Privileges Required: This metric describes the level of privileges an attacker must possess prior to successfully exploiting the vulnerability. The method by which the attacker obtains privileged credentials prior to the attack (e.g., free trial accounts), is outside the scope of this metric. Generally, self-service provisioned accounts do not constitute a privilege requirement if the attacker can grant themselves privileges as part of the attack.
User interaction: This metric captures the requirement for a human user, other than the attacker, to participate in the successful compromise of the vulnerable system. This metric determines whether the vulnerability can be exploited solely at the will of the attacker, or whether a separate user (or user-initiated process) must participate in some manner.
Vulnerable System Impact Metrics
Confidentiality: This metric measures the impact to the confidentiality of the information managed by the VULNERABLE SYSTEM due to a successfully exploited vulnerability. Confidentiality refers to limiting information access and disclosure to only authorized users, as well as preventing access by, or disclosure to, unauthorized ones.
Integrity: This metric measures the impact to integrity of a successfully exploited vulnerability. Integrity refers to the trustworthiness and veracity of information. Integrity of the VULNERABLE SYSTEM is impacted when an attacker makes unauthorized modification of system data. Integrity is also impacted when a system user can repudiate critical actions taken in the context of the system (e.g. due to insufficient logging).
Availability: This metric measures the impact to the availability of the VULNERABLE SYSTEM resulting from a successfully exploited vulnerability. While the Confidentiality and Integrity impact metrics apply to the loss of confidentiality or integrity of data (e.g., information, files) used by the system, this metric refers to the loss of availability of the impacted system itself, such as a networked service (e.g., web, database, email). Since availability refers to the accessibility of information resources, attacks that consume network bandwidth, processor cycles, or disk space all impact the availability of a system.
Subsequent System Impact Metrics
Confidentiality: This metric measures the impact to the confidentiality of the information managed by the SUBSEQUENT SYSTEM due to a successfully exploited vulnerability. Confidentiality refers to limiting information access and disclosure to only authorized users, as well as preventing access by, or disclosure to, unauthorized ones.
Integrity: This metric measures the impact to integrity of a successfully exploited vulnerability. Integrity refers to the trustworthiness and veracity of information. Integrity of the SUBSEQUENT SYSTEM is impacted when an attacker makes unauthorized modification of system data.

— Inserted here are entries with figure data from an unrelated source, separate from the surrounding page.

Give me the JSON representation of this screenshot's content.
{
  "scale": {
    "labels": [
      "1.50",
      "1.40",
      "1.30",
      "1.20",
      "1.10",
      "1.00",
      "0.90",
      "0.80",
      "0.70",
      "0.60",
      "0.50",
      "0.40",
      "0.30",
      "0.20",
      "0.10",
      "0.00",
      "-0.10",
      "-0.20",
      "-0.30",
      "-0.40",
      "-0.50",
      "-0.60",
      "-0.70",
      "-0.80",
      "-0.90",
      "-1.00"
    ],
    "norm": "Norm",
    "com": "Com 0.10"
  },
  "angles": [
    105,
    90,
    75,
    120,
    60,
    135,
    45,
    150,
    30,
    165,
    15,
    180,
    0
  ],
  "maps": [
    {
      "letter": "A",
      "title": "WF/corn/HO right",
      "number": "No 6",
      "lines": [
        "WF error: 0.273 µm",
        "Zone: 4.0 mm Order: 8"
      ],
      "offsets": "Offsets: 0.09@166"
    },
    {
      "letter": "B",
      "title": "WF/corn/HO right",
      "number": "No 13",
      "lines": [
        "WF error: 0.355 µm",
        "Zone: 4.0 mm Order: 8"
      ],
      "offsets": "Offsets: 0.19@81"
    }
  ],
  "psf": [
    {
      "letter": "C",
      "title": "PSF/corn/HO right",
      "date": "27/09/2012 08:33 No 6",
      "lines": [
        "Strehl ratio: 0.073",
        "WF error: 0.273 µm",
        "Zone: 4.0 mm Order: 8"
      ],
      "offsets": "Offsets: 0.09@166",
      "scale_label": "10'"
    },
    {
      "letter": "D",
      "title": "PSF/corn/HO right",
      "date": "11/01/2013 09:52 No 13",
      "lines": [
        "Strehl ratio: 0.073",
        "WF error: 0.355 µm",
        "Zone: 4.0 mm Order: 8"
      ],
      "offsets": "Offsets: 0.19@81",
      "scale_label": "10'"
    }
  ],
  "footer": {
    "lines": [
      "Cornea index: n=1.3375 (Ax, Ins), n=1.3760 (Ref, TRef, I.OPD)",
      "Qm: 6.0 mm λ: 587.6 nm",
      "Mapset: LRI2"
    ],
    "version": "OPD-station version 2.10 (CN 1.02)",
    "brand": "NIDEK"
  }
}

Integrity is also impacted when a system user can repudiate critical actions taken in the context of the system (e.g. due to insufficient logging).
Availability: This metric measures the impact to the availability of the SUBSEQUENT SYSTEM resulting from a successfully exploited vulnerability. While the Confidentiality and Integrity impact metrics apply to the loss of confidentiality or integrity of data (e.g., information, files) used by the system, this metric refers to the loss of availability of the impacted system itself, such as a networked service (e.g., web, database, email). Since availability refers to the accessibility of information resources, attacks that consume network bandwidth, processor cycles, or disk space all impact the availability of a system.